Projects » Seen and Heard » Risk and Respect

Risk and Respect

Newlands School

“We are blank canvasses.”
“Sometimes its easier to work on issues with adults who are not
parents or teachers.”
“This project helps adults to understand that kids aren’t stupid.”
“It helps give strong messages to other kids.”
– Project Participants feedback

A series of twilight sessions delivered in partnership with SECOS during July – August 2003 allowed girls aged 14 and 15, from Newlands School to work with Jack Drum Arts, exploring issues around what is safe and unsafe in relationships.

The young people were identified and chosen by the school as individuals who would benefit from small group work and have low self-esteem.

The aims of the project centred around; developing greater awareness among the group of issues of ‘Safe’ and ‘Unsafe’ relationships and how they would categorise certain situations; Improving the participants self esteem and their ability to make more informed choices regarding risky behaviours. The project also entailed the production of a body of work that communicates the issues to a wider audience.

The artists found the eight girls involved to be a highly motivated group, and began the programme with drama sessions, and with examples of work from previous projects, then asked the group to come up with ideas they would like to develop.

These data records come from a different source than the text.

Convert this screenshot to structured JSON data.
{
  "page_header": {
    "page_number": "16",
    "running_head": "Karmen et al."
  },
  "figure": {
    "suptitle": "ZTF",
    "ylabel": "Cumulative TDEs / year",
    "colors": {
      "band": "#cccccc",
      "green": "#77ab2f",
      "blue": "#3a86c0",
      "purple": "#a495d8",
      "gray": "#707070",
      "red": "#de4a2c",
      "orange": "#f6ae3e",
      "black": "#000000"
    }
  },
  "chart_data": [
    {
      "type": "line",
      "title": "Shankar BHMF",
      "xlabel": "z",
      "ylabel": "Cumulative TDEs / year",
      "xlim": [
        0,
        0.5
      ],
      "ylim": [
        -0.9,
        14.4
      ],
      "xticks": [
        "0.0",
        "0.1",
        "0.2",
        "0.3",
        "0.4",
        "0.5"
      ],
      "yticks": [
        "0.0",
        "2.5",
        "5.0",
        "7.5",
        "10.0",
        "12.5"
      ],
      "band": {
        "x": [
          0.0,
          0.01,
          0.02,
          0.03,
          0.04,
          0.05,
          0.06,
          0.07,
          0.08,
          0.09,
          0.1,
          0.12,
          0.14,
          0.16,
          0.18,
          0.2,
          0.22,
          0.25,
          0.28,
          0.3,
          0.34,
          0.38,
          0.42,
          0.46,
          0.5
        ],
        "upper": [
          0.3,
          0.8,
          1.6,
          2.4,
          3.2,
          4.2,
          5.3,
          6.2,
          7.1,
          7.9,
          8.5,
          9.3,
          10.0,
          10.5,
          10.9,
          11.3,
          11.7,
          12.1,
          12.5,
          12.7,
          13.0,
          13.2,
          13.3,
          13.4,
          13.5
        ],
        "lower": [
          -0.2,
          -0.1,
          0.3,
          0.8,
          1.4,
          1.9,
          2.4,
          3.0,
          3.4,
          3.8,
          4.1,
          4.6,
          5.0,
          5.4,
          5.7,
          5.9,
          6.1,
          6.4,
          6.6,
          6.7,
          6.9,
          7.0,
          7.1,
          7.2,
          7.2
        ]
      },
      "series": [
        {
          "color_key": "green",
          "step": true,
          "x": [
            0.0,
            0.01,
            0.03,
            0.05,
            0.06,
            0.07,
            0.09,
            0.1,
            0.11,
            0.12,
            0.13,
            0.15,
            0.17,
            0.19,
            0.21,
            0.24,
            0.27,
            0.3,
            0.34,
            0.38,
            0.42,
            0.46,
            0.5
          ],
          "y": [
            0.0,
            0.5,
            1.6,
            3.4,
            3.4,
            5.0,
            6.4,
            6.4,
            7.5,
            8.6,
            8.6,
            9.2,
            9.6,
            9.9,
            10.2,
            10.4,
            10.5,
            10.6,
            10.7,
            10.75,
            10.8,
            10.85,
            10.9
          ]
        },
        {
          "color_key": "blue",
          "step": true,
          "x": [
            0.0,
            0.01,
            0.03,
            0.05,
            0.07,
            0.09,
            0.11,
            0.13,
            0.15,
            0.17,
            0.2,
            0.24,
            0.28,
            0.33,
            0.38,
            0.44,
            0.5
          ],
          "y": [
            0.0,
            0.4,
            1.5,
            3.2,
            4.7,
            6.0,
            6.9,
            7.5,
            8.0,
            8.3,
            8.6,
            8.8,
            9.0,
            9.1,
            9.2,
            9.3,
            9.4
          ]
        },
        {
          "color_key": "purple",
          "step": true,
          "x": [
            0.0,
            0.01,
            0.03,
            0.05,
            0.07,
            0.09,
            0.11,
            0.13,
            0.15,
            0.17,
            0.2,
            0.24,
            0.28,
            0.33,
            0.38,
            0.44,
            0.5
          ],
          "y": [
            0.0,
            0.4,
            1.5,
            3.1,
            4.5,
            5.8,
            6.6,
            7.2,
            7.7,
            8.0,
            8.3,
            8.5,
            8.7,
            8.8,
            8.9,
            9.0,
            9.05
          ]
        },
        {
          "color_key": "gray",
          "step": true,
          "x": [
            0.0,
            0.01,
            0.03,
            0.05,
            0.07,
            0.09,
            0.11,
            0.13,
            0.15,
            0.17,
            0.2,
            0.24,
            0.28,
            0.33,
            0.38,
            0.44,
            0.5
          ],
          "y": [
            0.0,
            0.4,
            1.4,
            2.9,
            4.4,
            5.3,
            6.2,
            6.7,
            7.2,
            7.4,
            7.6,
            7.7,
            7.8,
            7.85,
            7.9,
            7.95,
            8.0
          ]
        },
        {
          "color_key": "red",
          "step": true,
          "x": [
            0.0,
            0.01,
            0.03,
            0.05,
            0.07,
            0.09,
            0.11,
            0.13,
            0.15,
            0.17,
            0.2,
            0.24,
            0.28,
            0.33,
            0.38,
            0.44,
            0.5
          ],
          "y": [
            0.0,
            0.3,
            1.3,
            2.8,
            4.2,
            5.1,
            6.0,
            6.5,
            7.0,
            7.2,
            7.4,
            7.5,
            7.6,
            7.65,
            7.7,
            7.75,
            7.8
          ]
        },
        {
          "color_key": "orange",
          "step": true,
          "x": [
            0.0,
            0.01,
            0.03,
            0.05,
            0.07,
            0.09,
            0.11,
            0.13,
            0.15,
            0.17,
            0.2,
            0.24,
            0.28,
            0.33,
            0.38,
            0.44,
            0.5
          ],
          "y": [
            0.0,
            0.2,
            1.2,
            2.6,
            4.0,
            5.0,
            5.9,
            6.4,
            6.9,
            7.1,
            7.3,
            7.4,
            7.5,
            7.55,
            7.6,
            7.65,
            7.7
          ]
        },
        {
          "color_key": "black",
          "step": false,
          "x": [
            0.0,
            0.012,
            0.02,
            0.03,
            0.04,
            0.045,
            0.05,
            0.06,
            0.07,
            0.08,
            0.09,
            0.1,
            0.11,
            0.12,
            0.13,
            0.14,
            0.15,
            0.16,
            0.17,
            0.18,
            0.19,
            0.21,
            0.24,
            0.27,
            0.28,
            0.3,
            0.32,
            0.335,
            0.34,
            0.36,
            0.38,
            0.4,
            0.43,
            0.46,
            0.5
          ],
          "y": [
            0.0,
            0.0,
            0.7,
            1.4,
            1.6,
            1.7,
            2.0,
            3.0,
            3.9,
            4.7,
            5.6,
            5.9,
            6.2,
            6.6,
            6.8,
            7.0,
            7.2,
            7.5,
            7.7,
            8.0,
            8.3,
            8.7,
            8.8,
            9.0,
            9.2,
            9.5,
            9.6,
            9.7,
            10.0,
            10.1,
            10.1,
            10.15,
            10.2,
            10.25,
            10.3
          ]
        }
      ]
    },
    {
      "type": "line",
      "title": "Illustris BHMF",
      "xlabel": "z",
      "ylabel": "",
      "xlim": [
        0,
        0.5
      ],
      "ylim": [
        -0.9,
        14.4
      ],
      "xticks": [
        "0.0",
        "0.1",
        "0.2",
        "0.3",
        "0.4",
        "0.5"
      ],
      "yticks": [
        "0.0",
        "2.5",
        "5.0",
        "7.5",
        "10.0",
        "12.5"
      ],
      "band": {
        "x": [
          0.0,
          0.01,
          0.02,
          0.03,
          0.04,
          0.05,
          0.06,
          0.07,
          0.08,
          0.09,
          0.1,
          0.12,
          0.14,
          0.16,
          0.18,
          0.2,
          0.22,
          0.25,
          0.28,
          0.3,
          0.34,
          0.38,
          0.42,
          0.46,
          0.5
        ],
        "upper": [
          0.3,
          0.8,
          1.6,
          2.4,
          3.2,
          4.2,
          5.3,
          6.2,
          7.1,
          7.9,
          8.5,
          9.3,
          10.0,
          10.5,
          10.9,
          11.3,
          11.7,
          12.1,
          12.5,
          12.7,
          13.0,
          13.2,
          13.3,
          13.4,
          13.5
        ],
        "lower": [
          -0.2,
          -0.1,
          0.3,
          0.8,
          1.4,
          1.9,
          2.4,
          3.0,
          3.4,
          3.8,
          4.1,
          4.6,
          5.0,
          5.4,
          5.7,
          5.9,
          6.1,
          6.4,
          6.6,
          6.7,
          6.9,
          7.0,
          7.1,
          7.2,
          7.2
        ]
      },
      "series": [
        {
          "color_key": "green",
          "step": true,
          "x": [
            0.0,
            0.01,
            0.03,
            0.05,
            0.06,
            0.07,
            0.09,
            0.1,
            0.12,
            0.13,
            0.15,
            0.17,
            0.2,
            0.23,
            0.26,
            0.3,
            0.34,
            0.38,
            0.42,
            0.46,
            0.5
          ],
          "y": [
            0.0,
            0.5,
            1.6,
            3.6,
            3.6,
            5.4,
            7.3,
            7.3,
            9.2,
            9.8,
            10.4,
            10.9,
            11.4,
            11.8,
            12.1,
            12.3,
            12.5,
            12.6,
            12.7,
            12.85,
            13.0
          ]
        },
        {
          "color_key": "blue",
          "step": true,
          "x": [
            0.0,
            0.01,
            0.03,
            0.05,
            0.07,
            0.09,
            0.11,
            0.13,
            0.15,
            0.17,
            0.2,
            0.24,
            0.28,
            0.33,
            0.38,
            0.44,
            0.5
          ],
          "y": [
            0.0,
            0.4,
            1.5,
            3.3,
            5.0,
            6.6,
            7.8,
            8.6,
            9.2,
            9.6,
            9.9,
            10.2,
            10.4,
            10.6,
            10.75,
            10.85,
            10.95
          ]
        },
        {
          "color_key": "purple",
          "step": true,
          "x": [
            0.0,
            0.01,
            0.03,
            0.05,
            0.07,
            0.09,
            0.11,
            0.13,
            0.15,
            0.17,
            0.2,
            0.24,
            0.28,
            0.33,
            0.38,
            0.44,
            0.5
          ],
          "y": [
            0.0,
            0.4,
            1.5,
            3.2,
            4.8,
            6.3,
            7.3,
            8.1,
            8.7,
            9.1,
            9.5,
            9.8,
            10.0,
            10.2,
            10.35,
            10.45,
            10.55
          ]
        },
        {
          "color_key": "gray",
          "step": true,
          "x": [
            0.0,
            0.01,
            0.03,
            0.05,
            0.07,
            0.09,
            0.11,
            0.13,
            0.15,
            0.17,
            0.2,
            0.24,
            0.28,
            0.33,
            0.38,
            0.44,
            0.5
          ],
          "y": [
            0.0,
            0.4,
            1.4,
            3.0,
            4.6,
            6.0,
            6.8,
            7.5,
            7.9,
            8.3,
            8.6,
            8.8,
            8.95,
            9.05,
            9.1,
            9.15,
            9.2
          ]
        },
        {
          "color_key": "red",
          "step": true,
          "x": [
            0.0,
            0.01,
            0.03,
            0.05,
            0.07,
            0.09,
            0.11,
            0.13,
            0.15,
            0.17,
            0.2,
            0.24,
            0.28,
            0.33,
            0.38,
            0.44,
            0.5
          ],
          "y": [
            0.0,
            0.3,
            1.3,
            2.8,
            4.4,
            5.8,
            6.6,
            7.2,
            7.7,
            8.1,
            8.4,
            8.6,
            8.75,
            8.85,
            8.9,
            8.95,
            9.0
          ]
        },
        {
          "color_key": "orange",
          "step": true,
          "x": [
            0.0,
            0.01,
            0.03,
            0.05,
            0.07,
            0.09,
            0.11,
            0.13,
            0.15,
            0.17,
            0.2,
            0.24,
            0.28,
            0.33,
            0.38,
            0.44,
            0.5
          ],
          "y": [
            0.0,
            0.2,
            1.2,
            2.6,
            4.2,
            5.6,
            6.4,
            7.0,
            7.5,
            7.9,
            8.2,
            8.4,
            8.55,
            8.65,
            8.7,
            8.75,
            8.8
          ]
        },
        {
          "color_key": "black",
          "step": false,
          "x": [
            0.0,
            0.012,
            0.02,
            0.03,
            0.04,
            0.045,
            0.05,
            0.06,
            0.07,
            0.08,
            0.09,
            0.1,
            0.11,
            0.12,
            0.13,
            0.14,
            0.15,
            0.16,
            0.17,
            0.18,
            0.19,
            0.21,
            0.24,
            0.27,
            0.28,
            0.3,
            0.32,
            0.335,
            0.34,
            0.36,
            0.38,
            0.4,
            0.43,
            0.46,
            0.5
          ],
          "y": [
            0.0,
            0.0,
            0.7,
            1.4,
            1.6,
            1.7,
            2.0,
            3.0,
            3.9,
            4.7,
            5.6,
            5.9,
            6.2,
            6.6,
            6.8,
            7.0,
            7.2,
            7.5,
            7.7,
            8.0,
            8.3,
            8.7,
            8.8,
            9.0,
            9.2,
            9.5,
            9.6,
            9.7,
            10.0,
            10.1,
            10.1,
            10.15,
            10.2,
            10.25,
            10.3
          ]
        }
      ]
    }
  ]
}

The girls had strong views about a range of issues that directly affect their lives, such as bullying and managing life as a Child Carer. From the points raised in discussion, and developed within role-playing situations, it was decided that they would create large-scale posters, each one focusing on a different concern and demanding respect.

The artists asked the girls to write imaginary dairy entries as a means of finding an authentic voice from which to develop text and images. They also explored situations of potential danger and risk through dramatic improvisation and role-play.

The girls worked hard, helping each other by taking and posing for photographs, recording and transcribing improvised monologues, codesigning and editing text and graphics. The finished results revealed a multi-layered approach, with images of the girls writing their diaries in safe (often fantastical settings), juxtaposed with bold and often harsh visions of despair, vulnerability and abuse.

Hand written diary fragments refer back to the starting point for the work and ensure that the work is rooted in familiar teen iconography. The girls were excited that the work will be continued and that their images will help in the development of an education pack, which will include the poster images, linked worksheets and supporting information.

Two girls from the original group later joined 6 other girls from the school to continue this work and produce the education pack, which aims to provide information, advice and case studies for teachers and class room assistants around significant factors that affect young peoples ability to study.